Greek authorities will deploy drones, monitor churches and ramp up street patrols as they prepare the nation for a very different Orthodox Easter in the age of Covid-19.
The spectre of worshippers defying strict bans on movement to mark the most sacred holiday of the year has posed an unprecedented challenge for officials.
“This Easter is different. We will not go to our villages. We will not roast in our yards. We will not go to our churches. And, of course, we will not gather in the homes of relatives and friends,” the government spokesman Stelios Petsas said. “For us to continue being together, this year we stay apart.”
In a country that has so far managed to contain the pandemic, the long weekend is seen as crucial if the chain of transmissions is to be successfully stopped.
To date, 105 people have died of the virus in a population of 11 million, where confirmed cases and the number of critically ill, at 2,207 and 69 respectively, are also lower than any other European state.
Greece was shown to be the continents best-performing country in both flattening the curve and slowing down the spread of the virus in a study released this week by the international Bridge Tank thinktank.
But government ministers, like officials in other Orthodox countries, also realise they have a fight on their hands.
Traditionally, Greeks flock to ancestral homes in the countryside, filing into churches and chapels in raucous celebration of the most significant religious event in the Orthodox calendar, one that never passes without firecrackers, spit-roasted lamb, music and dancing.

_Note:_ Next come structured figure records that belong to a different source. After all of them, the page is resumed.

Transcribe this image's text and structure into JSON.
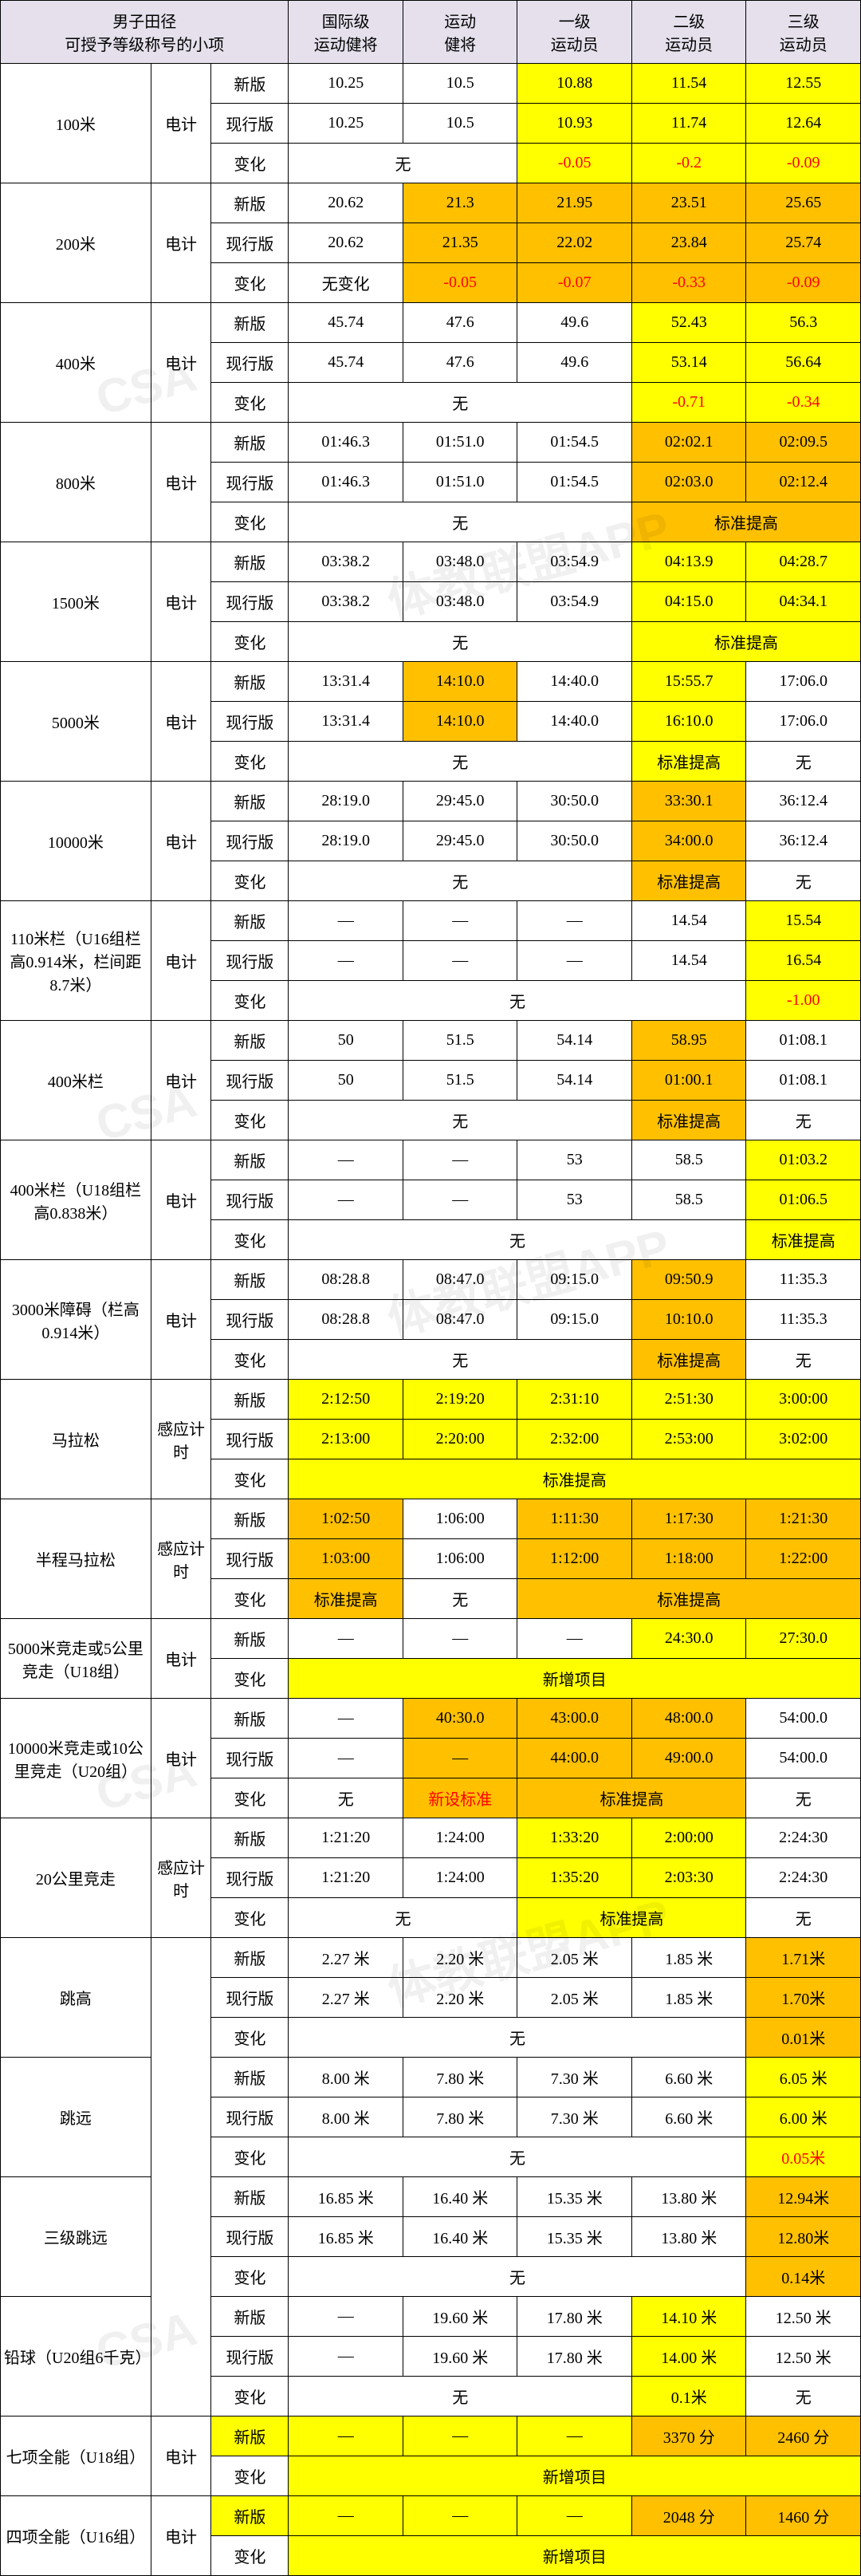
{
  "title_l1": "男子田径",
  "title_l2": "可授予等级称号的小项",
  "cols": [
    "国际级运动健将",
    "运动健将",
    "一级运动员",
    "二级运动员",
    "三级运动员"
  ],
  "sub_new": "新版",
  "sub_cur": "现行版",
  "sub_chg": "变化",
  "timing_elec": "电计",
  "timing_sens": "感应计时",
  "txt_none": "无",
  "txt_nochange": "无变化",
  "txt_std_raise": "标准提高",
  "txt_new_event": "新增项目",
  "txt_new_std": "新设标准",
  "dash": "—",
  "ev": [
    {
      "name": "100米",
      "t": "电计",
      "rows": [
        [
          "new",
          [
            "10.25",
            "10.5",
            "10.88",
            "11.54",
            "12.55"
          ],
          [
            "",
            "",
            "yellow",
            "yellow",
            "yellow"
          ]
        ],
        [
          "cur",
          [
            "10.25",
            "10.5",
            "10.93",
            "11.74",
            "12.64"
          ],
          [
            "",
            "",
            "yellow",
            "yellow",
            "yellow"
          ]
        ],
        [
          "chg_s",
          [
            "无",
            "-0.05",
            "-0.2",
            "-0.09"
          ],
          [
            2,
            1,
            1,
            1
          ],
          [
            "",
            "yellow red-txt",
            "yellow red-txt",
            "yellow red-txt"
          ]
        ]
      ]
    },
    {
      "name": "200米",
      "t": "电计",
      "rows": [
        [
          "new",
          [
            "20.62",
            "21.3",
            "21.95",
            "23.51",
            "25.65"
          ],
          [
            "",
            "gold",
            "gold",
            "gold",
            "gold"
          ]
        ],
        [
          "cur",
          [
            "20.62",
            "21.35",
            "22.02",
            "23.84",
            "25.74"
          ],
          [
            "",
            "gold",
            "gold",
            "gold",
            "gold"
          ]
        ],
        [
          "chg_s",
          [
            "无变化",
            "-0.05",
            "-0.07",
            "-0.33",
            "-0.09"
          ],
          [
            1,
            1,
            1,
            1,
            1
          ],
          [
            "",
            "gold red-txt",
            "gold red-txt",
            "gold red-txt",
            "gold red-txt"
          ]
        ]
      ]
    },
    {
      "name": "400米",
      "t": "电计",
      "rows": [
        [
          "new",
          [
            "45.74",
            "47.6",
            "49.6",
            "52.43",
            "56.3"
          ],
          [
            "",
            "",
            "",
            "yellow",
            "yellow"
          ]
        ],
        [
          "cur",
          [
            "45.74",
            "47.6",
            "49.6",
            "53.14",
            "56.64"
          ],
          [
            "",
            "",
            "",
            "yellow",
            "yellow"
          ]
        ],
        [
          "chg_s",
          [
            "无",
            "-0.71",
            "-0.34"
          ],
          [
            3,
            1,
            1
          ],
          [
            "",
            "yellow red-txt",
            "yellow red-txt"
          ]
        ]
      ]
    },
    {
      "name": "800米",
      "t": "电计",
      "rows": [
        [
          "new",
          [
            "01:46.3",
            "01:51.0",
            "01:54.5",
            "02:02.1",
            "02:09.5"
          ],
          [
            "",
            "",
            "",
            "gold",
            "gold"
          ]
        ],
        [
          "cur",
          [
            "01:46.3",
            "01:51.0",
            "01:54.5",
            "02:03.0",
            "02:12.4"
          ],
          [
            "",
            "",
            "",
            "gold",
            "gold"
          ]
        ],
        [
          "chg_s",
          [
            "无",
            "标准提高"
          ],
          [
            3,
            2
          ],
          [
            "",
            "gold"
          ]
        ]
      ]
    },
    {
      "name": "1500米",
      "t": "电计",
      "rows": [
        [
          "new",
          [
            "03:38.2",
            "03:48.0",
            "03:54.9",
            "04:13.9",
            "04:28.7"
          ],
          [
            "",
            "",
            "",
            "yellow",
            "yellow"
          ]
        ],
        [
          "cur",
          [
            "03:38.2",
            "03:48.0",
            "03:54.9",
            "04:15.0",
            "04:34.1"
          ],
          [
            "",
            "",
            "",
            "yellow",
            "yellow"
          ]
        ],
        [
          "chg_s",
          [
            "无",
            "标准提高"
          ],
          [
            3,
            2
          ],
          [
            "",
            "yellow"
          ]
        ]
      ]
    },
    {
      "name": "5000米",
      "t": "电计",
      "rows": [
        [
          "new",
          [
            "13:31.4",
            "14:10.0",
            "14:40.0",
            "15:55.7",
            "17:06.0"
          ],
          [
            "",
            "gold",
            "",
            "yellow",
            ""
          ]
        ],
        [
          "cur",
          [
            "13:31.4",
            "14:10.0",
            "14:40.0",
            "16:10.0",
            "17:06.0"
          ],
          [
            "",
            "gold",
            "",
            "yellow",
            ""
          ]
        ],
        [
          "chg_s",
          [
            "无",
            "标准提高",
            "无"
          ],
          [
            3,
            1,
            1
          ],
          [
            "",
            "yellow",
            ""
          ]
        ]
      ]
    },
    {
      "name": "10000米",
      "t": "电计",
      "rows": [
        [
          "new",
          [
            "28:19.0",
            "29:45.0",
            "30:50.0",
            "33:30.1",
            "36:12.4"
          ],
          [
            "",
            "",
            "",
            "gold",
            ""
          ]
        ],
        [
          "cur",
          [
            "28:19.0",
            "29:45.0",
            "30:50.0",
            "34:00.0",
            "36:12.4"
          ],
          [
            "",
            "",
            "",
            "gold",
            ""
          ]
        ],
        [
          "chg_s",
          [
            "无",
            "标准提高",
            "无"
          ],
          [
            3,
            1,
            1
          ],
          [
            "",
            "gold",
            ""
          ]
        ]
      ]
    },
    {
      "name": "110米栏（U16组栏高0.914米，栏间距8.7米）",
      "t": "电计",
      "tall": true,
      "rows": [
        [
          "new",
          [
            "—",
            "—",
            "—",
            "14.54",
            "15.54"
          ],
          [
            "",
            "",
            "",
            "",
            "yellow"
          ]
        ],
        [
          "cur",
          [
            "—",
            "—",
            "—",
            "14.54",
            "16.54"
          ],
          [
            "",
            "",
            "",
            "",
            "yellow"
          ]
        ],
        [
          "chg_s",
          [
            "无",
            "-1.00"
          ],
          [
            4,
            1
          ],
          [
            "",
            "yellow red-txt"
          ]
        ]
      ]
    },
    {
      "name": "400米栏",
      "t": "电计",
      "tall": true,
      "rows": [
        [
          "new",
          [
            "50",
            "51.5",
            "54.14",
            "58.95",
            "01:08.1"
          ],
          [
            "",
            "",
            "",
            "gold",
            ""
          ]
        ],
        [
          "cur",
          [
            "50",
            "51.5",
            "54.14",
            "01:00.1",
            "01:08.1"
          ],
          [
            "",
            "",
            "",
            "gold",
            ""
          ]
        ],
        [
          "chg_s",
          [
            "无",
            "标准提高",
            "无"
          ],
          [
            3,
            1,
            1
          ],
          [
            "",
            "gold",
            ""
          ]
        ]
      ]
    },
    {
      "name": "400米栏（U18组栏高0.838米）",
      "t": "电计",
      "tall": true,
      "rows": [
        [
          "new",
          [
            "—",
            "—",
            "53",
            "58.5",
            "01:03.2"
          ],
          [
            "",
            "",
            "",
            "",
            "yellow"
          ]
        ],
        [
          "cur",
          [
            "—",
            "—",
            "53",
            "58.5",
            "01:06.5"
          ],
          [
            "",
            "",
            "",
            "",
            "yellow"
          ]
        ],
        [
          "chg_s",
          [
            "无",
            "标准提高"
          ],
          [
            4,
            1
          ],
          [
            "",
            "yellow"
          ]
        ]
      ]
    },
    {
      "name": "3000米障碍（栏高0.914米）",
      "t": "电计",
      "tall": true,
      "rows": [
        [
          "new",
          [
            "08:28.8",
            "08:47.0",
            "09:15.0",
            "09:50.9",
            "11:35.3"
          ],
          [
            "",
            "",
            "",
            "gold",
            ""
          ]
        ],
        [
          "cur",
          [
            "08:28.8",
            "08:47.0",
            "09:15.0",
            "10:10.0",
            "11:35.3"
          ],
          [
            "",
            "",
            "",
            "gold",
            ""
          ]
        ],
        [
          "chg_s",
          [
            "无",
            "标准提高",
            "无"
          ],
          [
            3,
            1,
            1
          ],
          [
            "",
            "gold",
            ""
          ]
        ]
      ]
    },
    {
      "name": "马拉松",
      "t": "感应计时",
      "rows": [
        [
          "new",
          [
            "2:12:50",
            "2:19:20",
            "2:31:10",
            "2:51:30",
            "3:00:00"
          ],
          [
            "yellow",
            "yellow",
            "yellow",
            "yellow",
            "yellow"
          ]
        ],
        [
          "cur",
          [
            "2:13:00",
            "2:20:00",
            "2:32:00",
            "2:53:00",
            "3:02:00"
          ],
          [
            "yellow",
            "yellow",
            "yellow",
            "yellow",
            "yellow"
          ]
        ],
        [
          "chg_s",
          [
            "标准提高"
          ],
          [
            5
          ],
          [
            "yellow"
          ]
        ]
      ]
    },
    {
      "name": "半程马拉松",
      "t": "感应计时",
      "tall": true,
      "rows": [
        [
          "new",
          [
            "1:02:50",
            "1:06:00",
            "1:11:30",
            "1:17:30",
            "1:21:30"
          ],
          [
            "gold",
            "",
            "gold",
            "gold",
            "gold"
          ]
        ],
        [
          "cur",
          [
            "1:03:00",
            "1:06:00",
            "1:12:00",
            "1:18:00",
            "1:22:00"
          ],
          [
            "gold",
            "",
            "gold",
            "gold",
            "gold"
          ]
        ],
        [
          "chg_s",
          [
            "标准提高",
            "无",
            "标准提高"
          ],
          [
            1,
            1,
            3
          ],
          [
            "gold",
            "",
            "gold"
          ]
        ]
      ]
    },
    {
      "name": "5000米竞走或5公里竞走（U18组）",
      "t": "电计",
      "rows": [
        [
          "new",
          [
            "—",
            "—",
            "—",
            "24:30.0",
            "27:30.0"
          ],
          [
            "",
            "",
            "",
            "yellow",
            "yellow"
          ]
        ],
        [
          "chg_s",
          [
            "新增项目"
          ],
          [
            5
          ],
          [
            "yellow"
          ]
        ]
      ]
    },
    {
      "name": "10000米竞走或10公里竞走（U20组）",
      "t": "电计",
      "rows": [
        [
          "new",
          [
            "—",
            "40:30.0",
            "43:00.0",
            "48:00.0",
            "54:00.0"
          ],
          [
            "",
            "gold",
            "gold",
            "gold",
            ""
          ]
        ],
        [
          "cur",
          [
            "—",
            "—",
            "44:00.0",
            "49:00.0",
            "54:00.0"
          ],
          [
            "",
            "gold",
            "gold",
            "gold",
            ""
          ]
        ],
        [
          "chg_s",
          [
            "无",
            "新设标准",
            "标准提高",
            "无"
          ],
          [
            1,
            1,
            2,
            1
          ],
          [
            "",
            "gold red-txt",
            "gold",
            ""
          ]
        ]
      ]
    },
    {
      "name": "20公里竞走",
      "t": "感应计时",
      "rows": [
        [
          "new",
          [
            "1:21:20",
            "1:24:00",
            "1:33:20",
            "2:00:00",
            "2:24:30"
          ],
          [
            "",
            "",
            "yellow",
            "yellow",
            ""
          ]
        ],
        [
          "cur",
          [
            "1:21:20",
            "1:24:00",
            "1:35:20",
            "2:03:30",
            "2:24:30"
          ],
          [
            "",
            "",
            "yellow",
            "yellow",
            ""
          ]
        ],
        [
          "chg_s",
          [
            "无",
            "标准提高",
            "无"
          ],
          [
            2,
            2,
            1
          ],
          [
            "",
            "yellow",
            ""
          ]
        ]
      ]
    }
  ],
  "field_group_timing": "",
  "field": [
    {
      "name": "跳高",
      "rows": [
        [
          "new",
          [
            "2.27 米",
            "2.20 米",
            "2.05 米",
            "1.85 米",
            "1.71米"
          ],
          [
            "",
            "",
            "",
            "",
            "gold"
          ]
        ],
        [
          "cur",
          [
            "2.27 米",
            "2.20 米",
            "2.05 米",
            "1.85 米",
            "1.70米"
          ],
          [
            "",
            "",
            "",
            "",
            "gold"
          ]
        ],
        [
          "chg_s",
          [
            "无",
            "0.01米"
          ],
          [
            4,
            1
          ],
          [
            "",
            "gold"
          ]
        ]
      ]
    },
    {
      "name": "跳远",
      "rows": [
        [
          "new",
          [
            "8.00 米",
            "7.80 米",
            "7.30 米",
            "6.60 米",
            "6.05 米"
          ],
          [
            "",
            "",
            "",
            "",
            "yellow"
          ]
        ],
        [
          "cur",
          [
            "8.00 米",
            "7.80 米",
            "7.30 米",
            "6.60 米",
            "6.00 米"
          ],
          [
            "",
            "",
            "",
            "",
            "yellow"
          ]
        ],
        [
          "chg_s",
          [
            "无",
            "0.05米"
          ],
          [
            4,
            1
          ],
          [
            "",
            "yellow red-txt"
          ]
        ]
      ]
    },
    {
      "name": "三级跳远",
      "rows": [
        [
          "new",
          [
            "16.85 米",
            "16.40 米",
            "15.35 米",
            "13.80 米",
            "12.94米"
          ],
          [
            "",
            "",
            "",
            "",
            "gold"
          ]
        ],
        [
          "cur",
          [
            "16.85 米",
            "16.40 米",
            "15.35 米",
            "13.80 米",
            "12.80米"
          ],
          [
            "",
            "",
            "",
            "",
            "gold"
          ]
        ],
        [
          "chg_s",
          [
            "无",
            "0.14米"
          ],
          [
            4,
            1
          ],
          [
            "",
            "gold"
          ]
        ]
      ]
    },
    {
      "name": "铅球（U20组6千克）",
      "rows": [
        [
          "new",
          [
            "—",
            "19.60 米",
            "17.80 米",
            "14.10 米",
            "12.50 米"
          ],
          [
            "",
            "",
            "",
            "yellow",
            ""
          ]
        ],
        [
          "cur",
          [
            "—",
            "19.60 米",
            "17.80 米",
            "14.00 米",
            "12.50 米"
          ],
          [
            "",
            "",
            "",
            "yellow",
            ""
          ]
        ],
        [
          "chg_s",
          [
            "无",
            "0.1米",
            "无"
          ],
          [
            3,
            1,
            1
          ],
          [
            "",
            "yellow",
            ""
          ]
        ]
      ]
    }
  ],
  "combo": [
    {
      "name": "七项全能（U18组）",
      "t": "电计",
      "rows": [
        [
          "new",
          [
            "—",
            "—",
            "—",
            "3370 分",
            "2460 分"
          ],
          "yellow-row",
          [
            "",
            "",
            "",
            "gold",
            "gold"
          ]
        ],
        [
          "chg_s",
          [
            "新增项目"
          ],
          [
            5
          ],
          [
            "yellow"
          ]
        ]
      ]
    },
    {
      "name": "四项全能（U16组）",
      "t": "电计",
      "rows": [
        [
          "new",
          [
            "—",
            "—",
            "—",
            "2048 分",
            "1460 分"
          ],
          "yellow-row",
          [
            "",
            "",
            "",
            "gold",
            "gold"
          ]
        ],
        [
          "chg_s",
          [
            "新增项目"
          ],
          [
            5
          ],
          [
            "yellow"
          ]
        ]
      ]
    }
  ],
  "styling": {
    "header_bg": "#e5e0ec",
    "yellow": "#ffff00",
    "gold": "#ffc000",
    "red_text": "#ff0000",
    "border": "#000000",
    "font_family": "SimSun",
    "font_size_pt": 15,
    "col_widths_pct": [
      17.5,
      7,
      9,
      13.3,
      13.3,
      13.3,
      13.3,
      13.3
    ]
  }
}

Although a nation better known for its distain for authority has elected to defer to dictates announced in response to the epidemic, there are signs people may have reached a psychological cut-off point.
Rogue clerics and unrulier Greeks have vowed to mark Easter in spirited fashion – even if, thanks to social distancing, Good Friday processions, church services and family gatherings are forbidden.
Last week, signalling revolt, Bishop Nektarios of Corfu openly flouted the restrictions by conducting a service, including the taking of holy communion from a shared chalice, attended by a local mayor and senior municipal councillor on the Ionian island. When a public prosecutor subsequently ordered he be put on trial after pressing charges, his lawyer retorted “there is no decree prohibiting holy communion”. Clerics, like the bishop, faced a “huge moral dilemma” over what to do, he said.
Nikos Hardalias, the civil protection minister handling the day-to-day response to the pandemic, warned on Thursday that miscreants should not expect leniency. At €300 per infraction, he said the penalties would be doubled if Greeks were found to be indulging in “purposeless movement” over the long weekend. Restrictions will be tightened from Saturday evening through to midnight on Monday, with an estimated 5,000 extra police dispatched to patrol the streets of the Greater Athens region of Attica alone.